Although the job descriptions say a doctor in the positions held by Hansen and Levitt “diagnoses, treats and helps prevent diseases and injuries that commonly occur in the general public,” the duties they can perform are limited, in Levitt’s case because of his troubled past.
“[Levitt] has limited patient care contact for family planning, STD screenings and diagnosis and treatment of infectious diseases, such as [tuberculosis],” Vigil said. “He does not prescribe or dispense narcotics.”
Hansen mainly consults and oversees clinical providers in the region and does not have direct patient care contact, Vigil said.
Levitt first tried to obtain a New Mexico medical license in February 2011, a little more than one year after Washington state had revoked his license for five years. An evaluation by the New Mexico Monitored Treatment Program, which conducts drug testing and provides support to doctors with substance abuse problems, recommended rejection of Levitt’s application, and the New Mexico Medical Board agreed.
“ ‘Only with extreme caution’ could MTP recommend a person with Dr. Levitt’s history being in an environment where drugs were easily accessible,” the program evaluators wrote.
At the time, Levitt was working as a test-driver for Mercedes-Benz and managed a home for men coming out of drug treatment.
In August 2012, Levitt reapplied, and the New Mexico Medical Board granted him a license. Two months later, he was head of a regional office of the state Health Department. In the months between his first application for licensure in New Mexico and his second, Levitt completed continuing medical education programs and was successful in the state’s Monitored Treatment Program without relapse, according to Debbie Dieterich, investigations and compliance manager with the New Mexico Medical Board.
“The board’s mission is to aid in the rehabilitation of its licensees so they can safely practice medicine in our underserved state,” Dieterich said.
As conditions of their licenses, both Levitt and Hansen are subject to periodic drug tests. Any violation would constitute grounds for disciplinary action against their licenses. Both doctors have abided by the terms of their employment by avoiding drugs and alcohol, Dieterich said.

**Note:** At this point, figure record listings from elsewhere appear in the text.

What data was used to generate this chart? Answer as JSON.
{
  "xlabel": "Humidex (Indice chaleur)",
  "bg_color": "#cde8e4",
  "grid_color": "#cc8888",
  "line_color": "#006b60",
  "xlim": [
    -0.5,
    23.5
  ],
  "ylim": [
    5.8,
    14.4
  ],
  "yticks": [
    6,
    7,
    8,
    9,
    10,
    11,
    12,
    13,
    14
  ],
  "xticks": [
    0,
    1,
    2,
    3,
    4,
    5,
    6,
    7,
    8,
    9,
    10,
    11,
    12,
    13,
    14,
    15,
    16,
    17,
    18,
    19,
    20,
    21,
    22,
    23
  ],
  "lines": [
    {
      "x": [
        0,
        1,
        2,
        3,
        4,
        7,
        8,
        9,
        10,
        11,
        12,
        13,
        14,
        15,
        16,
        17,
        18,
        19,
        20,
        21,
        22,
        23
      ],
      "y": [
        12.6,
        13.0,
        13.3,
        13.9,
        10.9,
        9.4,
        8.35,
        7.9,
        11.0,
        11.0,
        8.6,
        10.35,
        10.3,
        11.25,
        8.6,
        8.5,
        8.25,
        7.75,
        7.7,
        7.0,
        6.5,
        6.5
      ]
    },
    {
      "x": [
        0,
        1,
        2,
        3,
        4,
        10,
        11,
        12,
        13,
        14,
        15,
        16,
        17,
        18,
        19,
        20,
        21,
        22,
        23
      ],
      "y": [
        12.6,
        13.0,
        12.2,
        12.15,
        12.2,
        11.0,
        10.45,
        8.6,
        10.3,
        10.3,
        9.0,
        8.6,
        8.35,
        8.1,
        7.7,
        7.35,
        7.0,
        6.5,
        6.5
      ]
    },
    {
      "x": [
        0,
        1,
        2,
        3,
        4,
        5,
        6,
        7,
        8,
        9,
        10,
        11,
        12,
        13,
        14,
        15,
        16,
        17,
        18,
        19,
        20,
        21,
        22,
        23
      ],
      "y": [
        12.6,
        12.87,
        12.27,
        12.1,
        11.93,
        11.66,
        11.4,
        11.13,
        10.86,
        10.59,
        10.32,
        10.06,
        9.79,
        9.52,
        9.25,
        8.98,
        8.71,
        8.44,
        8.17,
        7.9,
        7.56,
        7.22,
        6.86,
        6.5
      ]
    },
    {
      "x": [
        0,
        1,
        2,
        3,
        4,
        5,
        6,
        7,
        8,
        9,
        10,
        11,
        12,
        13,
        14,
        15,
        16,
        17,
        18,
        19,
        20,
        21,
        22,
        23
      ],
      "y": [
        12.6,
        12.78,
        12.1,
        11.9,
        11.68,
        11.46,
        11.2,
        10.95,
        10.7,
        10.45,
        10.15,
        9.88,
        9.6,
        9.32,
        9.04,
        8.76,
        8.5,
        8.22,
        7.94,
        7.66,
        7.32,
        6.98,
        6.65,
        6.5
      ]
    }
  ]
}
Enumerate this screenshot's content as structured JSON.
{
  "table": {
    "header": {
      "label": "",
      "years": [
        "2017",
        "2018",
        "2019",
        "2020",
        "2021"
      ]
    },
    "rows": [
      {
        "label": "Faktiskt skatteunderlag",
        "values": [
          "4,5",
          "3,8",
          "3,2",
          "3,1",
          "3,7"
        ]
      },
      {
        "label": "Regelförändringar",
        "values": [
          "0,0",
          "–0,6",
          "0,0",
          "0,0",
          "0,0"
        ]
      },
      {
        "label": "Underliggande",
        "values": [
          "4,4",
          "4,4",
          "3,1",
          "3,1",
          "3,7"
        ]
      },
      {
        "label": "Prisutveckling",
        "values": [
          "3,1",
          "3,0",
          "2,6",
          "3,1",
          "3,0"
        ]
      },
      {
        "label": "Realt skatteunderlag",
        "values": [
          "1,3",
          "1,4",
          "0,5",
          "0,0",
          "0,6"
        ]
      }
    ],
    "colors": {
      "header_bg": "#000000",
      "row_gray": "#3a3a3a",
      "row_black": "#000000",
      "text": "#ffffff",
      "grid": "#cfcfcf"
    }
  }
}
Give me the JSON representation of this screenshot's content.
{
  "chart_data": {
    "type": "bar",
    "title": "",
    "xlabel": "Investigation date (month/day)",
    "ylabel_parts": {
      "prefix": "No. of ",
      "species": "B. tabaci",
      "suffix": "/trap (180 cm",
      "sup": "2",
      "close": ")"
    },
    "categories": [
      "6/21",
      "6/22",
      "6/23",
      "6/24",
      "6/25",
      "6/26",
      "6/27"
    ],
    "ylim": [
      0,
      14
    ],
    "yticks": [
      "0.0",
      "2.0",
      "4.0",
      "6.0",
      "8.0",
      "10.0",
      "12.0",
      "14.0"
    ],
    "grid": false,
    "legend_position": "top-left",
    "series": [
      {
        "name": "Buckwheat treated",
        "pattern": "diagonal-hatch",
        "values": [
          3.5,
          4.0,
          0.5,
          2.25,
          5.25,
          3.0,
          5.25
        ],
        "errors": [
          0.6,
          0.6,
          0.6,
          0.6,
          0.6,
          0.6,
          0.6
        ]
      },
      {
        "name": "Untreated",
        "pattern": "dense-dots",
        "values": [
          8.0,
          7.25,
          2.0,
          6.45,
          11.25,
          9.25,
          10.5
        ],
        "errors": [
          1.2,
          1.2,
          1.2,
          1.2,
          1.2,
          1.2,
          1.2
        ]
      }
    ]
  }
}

The federal exemptions granted to them only apply as long as they hold their current jobs, and only in the specified New Mexico counties.
New Mexico Human Services Department spokesman Matt Kennicott said the department’s role in getting the doctors’ federal billing privileges restored is not analogous to its actions that halted funding to New Mexico behavioral health providers and redirected those funds to Arizona firms.
“This is very different than committing Medicaid fraud and what the [behavioral health] agencies did,” Kennicott said.
James Kerlin, who spent 25 years as the chief executive officer of The Counseling Center of Alamogordo before it closed in the aftermath of the state’s action, disagrees. He contends the Human Services Department deprived behavioral health providers of livelihoods based on mere suspicion of fraud, but provided careers to doctors proven to have committed crimes.
“It surprises me that they had no trouble finding replacements for a fairly decent-sized group of organizations, but they couldn’t find alternatives to a couple of doctors. Come on, that seems a little far-fetched to me,” Kerlin said.
“If they’re concerned enough about the treatment the citizens are going to get to close 85 percent of the system’s behavioral health providers, they certainly should be concerned about doctors who have been found guilty in the past.”